Parti Communiste des Ouvriers de France

Deux piliers de la Françafrique réélus par la fraude et la répression
12 novembre 2025

Côte d’Ivoire

Ouattara, ex-fonctionnaire du FMI, candidat préféré de l’impérialisme, a été assis au pouvoir en avril 2011, grâce à l’intervention de l’armée française (Force Licorne) dans la guerre civile réactionnaire (plus de 3 000 morts) qui a suivi les élections de décembre 2010, dont Ouattara et Gbagbo s’étaient tous deux proclamés vainqueurs. A 83  ans, Ouattara est toujours là et entame son quatrième mandat. Les principaux candidats de l’opposition (Laurent Gbagbo, qui avait dirigé le pays de 2000 à 2010 et qui voulait tenter un retour, et Tidjane Thiam du PDCI) avaient été écartés et plus de 44 000 policiers et gendarmes avaient été déployés sur tout le territoire.

Dans une conférence de presse, en juillet dernier, le Parti communiste révolutionnaire de Côte d’Ivoire (PCRI) a évoqué la cherté de la vie et les expulsions brutaules, parfois sans dédommagement, des couches les plus défavorisées de la société, dans un contexte d’aggravation de la précarité des masses populaires.

Il a dénoncé un climat de déni de démocratie et de liberté, de répression systématique des luttes des masses laborieuses par le pouvoir et le mépris envers tous ceux qui souffrent et se plaignent. Concernant l’organisation du scrutin d’octobre, qui a été préparé par l’exclusion de la quasi-totalité des challengers de Ouattara, il a critiqué les conditions du recensement et de la participation des électeurs et les irrégularités qui allaient inévitablement entacher la crédibilité du scrutin (1).

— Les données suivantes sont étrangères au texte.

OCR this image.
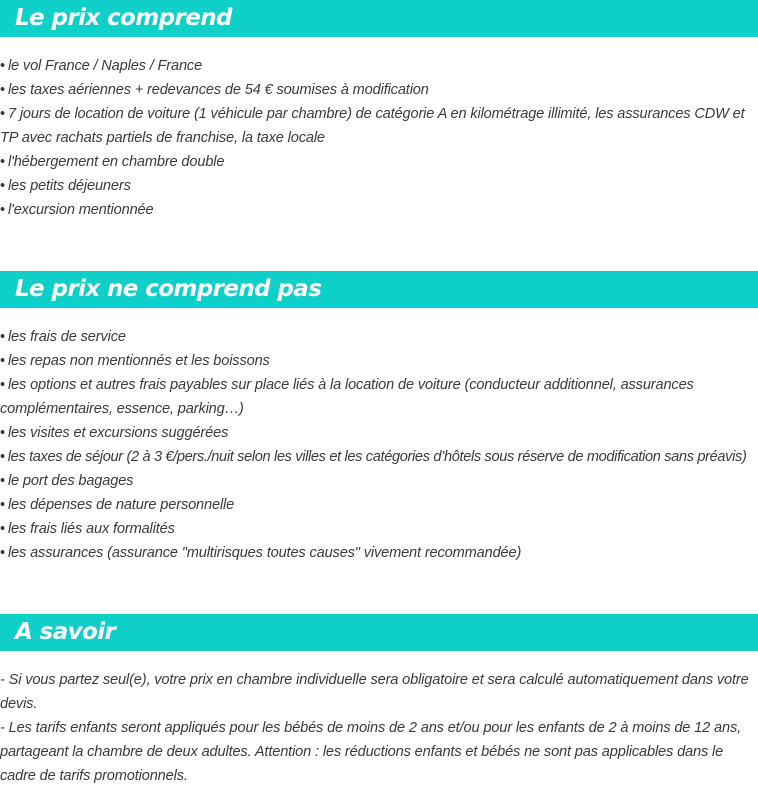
Le prix comprend
• le vol France / Naples / France
• les taxes aériennes + redevances de 54 € soumises à modification
• 7 jours de location de voiture (1 véhicule par chambre) de catégorie A en kilométrage illimité, les assurances CDW et TP avec rachats partiels de franchise, la taxe locale
• l'hébergement en chambre double
• les petits déjeuners
• l'excursion mentionnée
Le prix ne comprend pas
• les frais de service
• les repas non mentionnés et les boissons
• les options et autres frais payables sur place liés à la location de voiture (conducteur additionnel, assurances complémentaires, essence, parking…)
• les visites et excursions suggérées
• les taxes de séjour (2 à 3 €/pers./nuit selon les villes et les catégories d’hôtels sous réserve de modification sans préavis)
• le port des bagages
• les dépenses de nature personnelle
• les frais liés aux formalités
• les assurances (assurance "multirisques toutes causes" vivement recommandée)
A savoir

- Si vous partez seul(e), votre prix en chambre individuelle sera obligatoire et sera calculé automatiquement dans votre devis.

- Les tarifs enfants seront appliqués pour les bébés de moins de 2 ans et/ou pour les enfants de 2 à moins de 12 ans, partageant la chambre de deux adultes. Attention : les réductions enfants et bébés ne sont pas applicables dans le cadre de tarifs promotionnels.
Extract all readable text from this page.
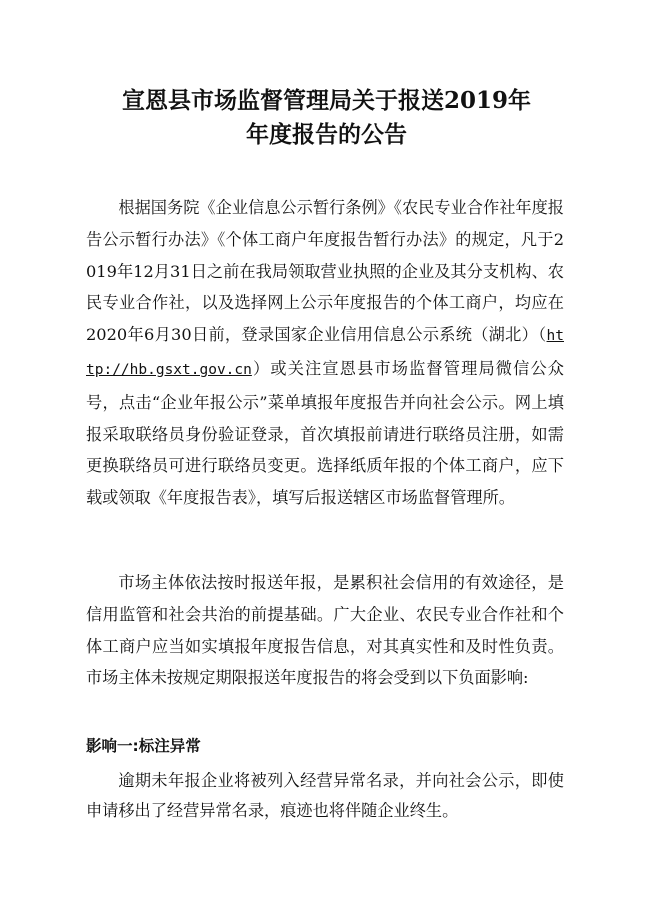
宣恩县市场监督管理局关于报送2019年
年度报告的公告

根据国务院《企业信息公示暂行条例》《农民专业合作社年度报告公示暂行办法》《个体工商户年度报告暂行办法》的规定，凡于2019年12月31日之前在我局领取营业执照的企业及其分支机构、农民专业合作社，以及选择网上公示年度报告的个体工商户，均应在2020年6月30日前，登录国家企业信用信息公示系统（湖北）（http://hb.gsxt.gov.cn）或关注宣恩县市场监督管理局微信公众号，点击“企业年报公示”菜单填报年度报告并向社会公示。网上填报采取联络员身份验证登录，首次填报前请进行联络员注册，如需更换联络员可进行联络员变更。选择纸质年报的个体工商户，应下载或领取《年度报告表》，填写后报送辖区市场监督管理所。

市场主体依法按时报送年报，是累积社会信用的有效途径，是信用监管和社会共治的前提基础。广大企业、农民专业合作社和个体工商户应当如实填报年度报告信息，对其真实性和及时性负责。市场主体未按规定期限报送年度报告的将会受到以下负面影响:

影响一:标注异常

逾期未年报企业将被列入经营异常名录，并向社会公示，即使申请移出了经营异常名录，痕迹也将伴随企业终生。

Il ne pouvait dans ces conditions être question de cautionner cette mascarade électorale. A peine 1 électeur inscrit sur 2 (50,10 %) s’est déplacé.

Macron a salué la réélection de ce « partenaire majeur en Afrique de l’Ouest » qui a également reçu les félicitations de l’impérialisme étasunien. Ouattara, le lointain héritier d’Houphouët-Boigny, «  père  » de la Françafrique, va pouvoir continuer à sévir. Mais dans un pays où 75 % de la population a moins de 30 ans et dont une grande majorité reste exclue du « décollage » économique du pays, il devra inévitablement un jour rendre des comptes.

Cameroun

Arrivé au pouvoir en 1982 avec l’appui de Mitterrand et des services secrets français, Paul Biya, 92  ans, vient de se faire réélire dans un pays où la moitié de la population a moins de18 ans. L’économie est gangrenée par la corruption et le clientélisme.

Mais les contestations commencent à s’exprimer au sein même de ce système gérontocratique en phase de soins palliatifs. Issa Tchiroma Bakary, ancien ministre fraîchement démissionnaire d’un gouvernement qui ne se réunit plus depuis des années, s’est retrouvé au rang de « principal opposant  », «  candidat de la rupture ». Mais cette rupture ne pourra venir que d’un mouvement populaire et ne pourra pas être effective si le pays ne se dégage pas de la domination impérialiste. En déclarant « prendre note de la proclamation des résultats », la France et l’Union européenne ont implicitement reconnu la légitimité du scrutin. Compte tenu de l’encadrement policier et des difficultés de la population à se reconnaître massivement derrière « l’opposant » Tchiroma Bakary, les manifestations qui ont suivi la proclamation des résultats ont été limitées. Elles n’en n’ont pas moins été violemment réprimées, avec de nombreuses arrestations et plusieurs morts. L’UE s’est contentée d’appeler à « lutter contre le recours excessif à la violence » !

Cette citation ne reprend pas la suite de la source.